The difference is... I did not love the other man. Not at all. I had a crush at first sight, which eventually did not mean anything to me at all. The difference is that I did not have a crush on my boyfriend when I met him. I felt attracted to him and I liked him more every time I saw him. I started loving him for who he was. This was not the case with this other man. I did not know him, I did not have personal interaction with him, I saw him in working context and I had a crush I did not understand, but it was most definitely not love. I can not explain why I had a crush, I can not understand how it could have happened. It is most certainly not so that I kept contact and then fell in love with him, it happened so fast. I also did not do anything with it, and no I would not have left my boyfriend fot it. But I was so confused that I wanted to talk to him about it. I did not have an emotional relationship with the other man, I did not even know the guy. That is what scared me the most. I also did not use this crush to manipulate my boyfriend. I thought he was doing everything fine, I did not need him to show his love more.
I agree that you can not love two persons at one time. But I did not love two persons at the same time. I loved one person, and that was my boyfriend. I am not trying to avoid responsibility, but it is not so that I ''let myself fall in love with him because I was so open to it''. I knew him in working context and it suddenly happened BOOM before I realized it.
Perhaps there was a need that my boyfriend could not give me. I had a lot of stress at the time and I needed to study a lot. He was most of the time at my place and kept showing up all the time. It was a huge distraction to me, but it was not his fault. I was not strong enough to say '''now you should go, really''. I would say it and we would then keep talking and before you know it I had not done anything. I think I just needed a helping hand, someone who told me ''I should go now, we should both study'' and he was making it more difficult to do it. Now I probably sound like I am blaming him for this stupid thing. Well I most certainly am not. It was my own fault, I was not strong enough to say when I wanted and did not want to see him and I let HIM bear the consequences. I felt trapt between what I wanted to do and what I had to do all the time. I wanted to be with him but I needed to be away from him most of the time and he never had anything to do himself so kept hanging at my door.
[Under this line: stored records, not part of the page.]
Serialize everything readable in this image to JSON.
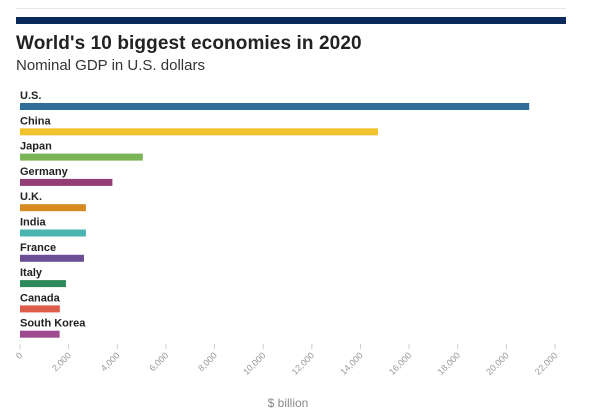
{
  "colors": {
    "accent_bar": "#0b2a5b"
  },
  "chart_data": {
    "type": "bar",
    "orientation": "horizontal",
    "title": "World's 10 biggest economies in 2020",
    "subtitle": "Nominal GDP in U.S. dollars",
    "xlabel": "$ billion",
    "ylabel": "",
    "xlim": [
      0,
      22000
    ],
    "xticks": [
      0,
      2000,
      4000,
      6000,
      8000,
      10000,
      12000,
      14000,
      16000,
      18000,
      20000,
      22000
    ],
    "xtick_labels": [
      "0",
      "2,000",
      "4,000",
      "6,000",
      "8,000",
      "10,000",
      "12,000",
      "14,000",
      "16,000",
      "18,000",
      "20,000",
      "22,000"
    ],
    "grid": false,
    "legend": false,
    "categories": [
      "U.S.",
      "China",
      "Japan",
      "Germany",
      "U.K.",
      "India",
      "France",
      "Italy",
      "Canada",
      "South Korea"
    ],
    "values": [
      20940,
      14720,
      5050,
      3800,
      2710,
      2710,
      2630,
      1890,
      1640,
      1630
    ],
    "bar_colors": [
      "#2e6e98",
      "#f2c12e",
      "#7ab456",
      "#943e76",
      "#d68a1f",
      "#49b5b0",
      "#6a4e96",
      "#2e8a5a",
      "#dd5d4a",
      "#9e4a8e"
    ]
  }
}
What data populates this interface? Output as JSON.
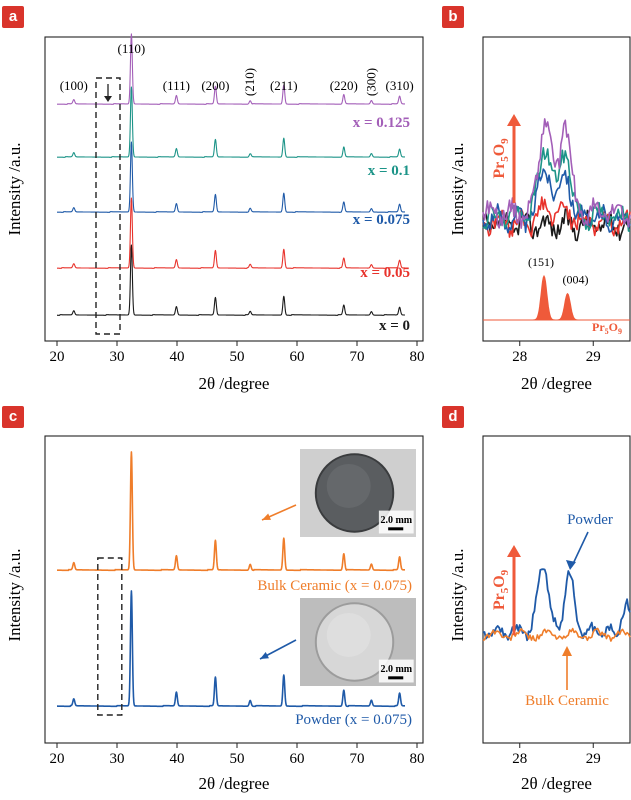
{
  "panel_labels": [
    "a",
    "b",
    "c",
    "d"
  ],
  "colors": {
    "x0": "#1a1a1a",
    "x005": "#e8332c",
    "x0075": "#1f5aa8",
    "x01": "#1c9488",
    "x0125": "#a35fb8",
    "bulk": "#ef7d2a",
    "powder": "#1f5aa8",
    "pr": "#ef5a3a",
    "arrow": "#ef5a3a"
  },
  "chart_data": [
    {
      "id": "a",
      "type": "line",
      "xlabel": "2θ /degree",
      "ylabel": "Intensity /a.u.",
      "xlim": [
        18,
        81
      ],
      "xticks": [
        20,
        30,
        40,
        50,
        60,
        70,
        80
      ],
      "peak_positions": [
        22.8,
        32.4,
        39.9,
        46.4,
        52.2,
        57.8,
        67.8,
        72.4,
        77.1
      ],
      "peak_heights": [
        0.06,
        1.0,
        0.12,
        0.25,
        0.05,
        0.27,
        0.14,
        0.05,
        0.11
      ],
      "hkl_labels": [
        "(100)",
        "(110)",
        "(111)",
        "(200)",
        "(210)",
        "(211)",
        "(220)",
        "(300)",
        "(310)"
      ],
      "hkl_positions": [
        22.8,
        32.4,
        39.9,
        46.4,
        52.2,
        57.8,
        67.8,
        72.4,
        77.1
      ],
      "highlight_box_x": [
        26.5,
        30.5
      ],
      "series": [
        {
          "name": "x = 0",
          "color_key": "x0"
        },
        {
          "name": "x = 0.05",
          "color_key": "x005"
        },
        {
          "name": "x = 0.075",
          "color_key": "x0075"
        },
        {
          "name": "x = 0.1",
          "color_key": "x01"
        },
        {
          "name": "x = 0.125",
          "color_key": "x0125"
        }
      ]
    },
    {
      "id": "b",
      "type": "line",
      "xlabel": "2θ /degree",
      "ylabel": "Intensity /a.u.",
      "xlim": [
        27.5,
        29.5
      ],
      "xticks": [
        28,
        29
      ],
      "annotation": {
        "text": "Pr",
        "sub1": "5",
        "mid": "O",
        "sub2": "9"
      },
      "reference": {
        "name": "Pr5O9",
        "peaks": [
          {
            "label": "(151)",
            "x": 28.33,
            "height": 1.0
          },
          {
            "label": "(004)",
            "x": 28.65,
            "height": 0.6
          }
        ]
      },
      "series": [
        {
          "name": "x = 0",
          "color_key": "x0"
        },
        {
          "name": "x = 0.05",
          "color_key": "x005"
        },
        {
          "name": "x = 0.075",
          "color_key": "x0075"
        },
        {
          "name": "x = 0.1",
          "color_key": "x01"
        },
        {
          "name": "x = 0.125",
          "color_key": "x0125"
        }
      ]
    },
    {
      "id": "c",
      "type": "line",
      "xlabel": "2θ /degree",
      "ylabel": "Intensity /a.u.",
      "xlim": [
        18,
        81
      ],
      "xticks": [
        20,
        30,
        40,
        50,
        60,
        70,
        80
      ],
      "highlight_box_x": [
        26.8,
        30.8
      ],
      "series": [
        {
          "name": "Bulk Ceramic (x = 0.075)",
          "color_key": "bulk"
        },
        {
          "name": "Powder (x = 0.075)",
          "color_key": "powder"
        }
      ],
      "insets": [
        {
          "scale_label": "2.0 mm"
        },
        {
          "scale_label": "2.0 mm"
        }
      ]
    },
    {
      "id": "d",
      "type": "line",
      "xlabel": "2θ /degree",
      "ylabel": "Intensity /a.u.",
      "xlim": [
        27.5,
        29.5
      ],
      "xticks": [
        28,
        29
      ],
      "annotation": {
        "text": "Pr",
        "sub1": "5",
        "mid": "O",
        "sub2": "9"
      },
      "series": [
        {
          "name": "Powder",
          "color_key": "powder"
        },
        {
          "name": "Bulk Ceramic",
          "color_key": "bulk"
        }
      ]
    }
  ]
}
I am taking responsibility for hurting him so deeply, I wrote him a letter too to apologize again and I think this time it is the most sincere letter ever. But I do also think that sometimes you are being to hard. Having a crush is not slowly falling in love, it can be a sign of stress too and of things that were not right in your relationship. If you do not do anything with these feelings, you can not say that this person has cheated. The contact I had with this man was workrelated, but indeed I should have done anything to avoid having to do tasks with him, which I did not, and that is a reason my boyfriend can not forget what happened. The thing is, you can not tell me I did something really wrong, and he can not either. But having a crush on someone else when there are problems just makes me someone a man does not want to be with. I am just scary, because he will know probably think that every time there are problems between us, it may happen again. I may not do anything with it, and maybe I can not help it. But that just does not make me a girl which makes a man feel ''damn this one I want to marry, she is making me feel so good''.
He is not angry with me anymore, not at all actually, he calls me regularly asking how I am doing, and he does want to see me. But he does not want a relationship right now because he also understands why it all happened. He is now working on his life and starting his activities again and he is now following advice to study, he is planning and he is just really doing something in his life. He told me that he was so in love with me that he forgot everything and I was only thinking of me and only wanted to be with me so he was never doing anything useful. He just could not combine being with me with actually living his life. He is afraid that he can not be happy in a relationship because he just does not DO anything anymore then. So he says it is a problem he has to work on and maybe later we could get back together. Furthermore he is not sure if I am the right one anymore. He says that if we are meant to be together we will end up together. It is all rather vague.